3) Check Service Available Devices
This is the process of checking whether the device supports the Verify with Samsung Wallet function. RP Partners can implement this by referring to the provided sample code.

4) Show button with web link
RP Partners can implement this by referring to the provided sample code.
Refer to the Data Transmit Link

6) Tokenize card data as JWT
This step generates cdata, Card Data Token.
Refer to the Implementing VWW button

7) Verify with Samsung Wallet link
The link will invoke the WalletApp using the AppLink technology

10) Transfer DeviceEngagement
The WalletApp makes DeviceEngagementBytes according to the ISO-18013-5 and sends it to the PartnerServer through the Wallet Server

11~12) Request key API (Send Key)
The Wallet Backend Server converts the data received from the request and cardId information into JWT (JWS + JWE) and delivers it to the partner server.

The partner server must decrypt the JWT (JWS + JWE) data again.

The PartnerApp build sessionEstablishmentBytes (ISO-18013-5) and encrypt it with HKDF (ISO-18013-5, 9.1.1.5 Cryptographic operations)

The partner server must create and transmit the data fields required for authentication as JWT (JWS + JWE) in response to the Wallet Backed Server.

Partners should refer to the code links below for encryption, decryption, requireData.

14) Send Mdoc response
The WalletApp sends an encrypted ISO-18013-5 response payload to the PartnerServer through the Wallet Server

15) Request auth API (Send authentication data)
The authentication data card information received in step 14 is converted into JWT (JWS+JWE) and transmitted to the partner server.
The partner server must decrypt the JWT (JWS + JWE) data again.

RP Partner can refer to the code links below for decryption, verify.

Cross-device (Not Supported)

Currently, Samsung Wallet does not support Cross-device functionality. This functionality will be added soon.

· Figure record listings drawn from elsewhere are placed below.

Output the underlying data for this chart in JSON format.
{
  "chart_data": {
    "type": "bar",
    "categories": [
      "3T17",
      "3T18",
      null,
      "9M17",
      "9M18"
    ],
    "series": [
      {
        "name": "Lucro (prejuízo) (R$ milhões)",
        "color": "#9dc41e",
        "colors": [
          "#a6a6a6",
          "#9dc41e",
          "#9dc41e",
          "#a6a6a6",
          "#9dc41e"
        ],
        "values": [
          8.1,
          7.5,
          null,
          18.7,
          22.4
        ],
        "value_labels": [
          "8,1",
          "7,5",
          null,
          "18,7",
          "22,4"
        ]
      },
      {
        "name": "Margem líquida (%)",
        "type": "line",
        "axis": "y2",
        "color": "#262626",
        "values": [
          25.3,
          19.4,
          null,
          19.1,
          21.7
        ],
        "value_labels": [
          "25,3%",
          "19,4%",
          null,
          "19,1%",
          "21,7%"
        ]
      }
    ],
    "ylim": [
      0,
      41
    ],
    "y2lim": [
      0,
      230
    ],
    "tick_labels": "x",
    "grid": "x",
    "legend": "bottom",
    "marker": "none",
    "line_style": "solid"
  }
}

Pre-requisites – Technical and System Requirements

  • Samsung Wallet currently supports same-device RP functionality only. Device and Android OS version limitations are given below:
    • Driver's Licenses or State IDs can be added to the following Galaxy devices
      • Galaxy S Series - S20 or later
      • Galaxy Z Series - Z Flip 5G, Z Fold 5G, Z Flip 2, and Fold 2 or later
      • Galaxy A Series - A53, A54
    • Mobile Driver's License or State ID is only available on devices running Android 12(S) or later
  • App2App SDK (RpSdk) Requirements
    • Minimum Android SDK : RpSdk requires a minimum API level of 26
    • Kotlin : 1.7.10 is required

Integration Steps

The following steps describe the integration process

  • Step1. Samsung Wallet portal on-boarding. Please refer Wallet Portal On-boarding Information
    • Review the Samsung Wallet portal on-boarding guide
    • Register in the Samsung Wallet portal and proceed with on-boarding process
    • Create a wallet card as the 'Relying Party' type in Wallet portal.
  • Step2. Select App2App or Web2App
  • Step3. Test 'Verify with Samsung Wallet' function and release the function to user
    • Test overall 'Verify with Samsung Wallet' function.
    • Remove test mode in Wallet portal after test is done
    • Expose the 'Verify with Samsung Wallet' function to the user in Partner side.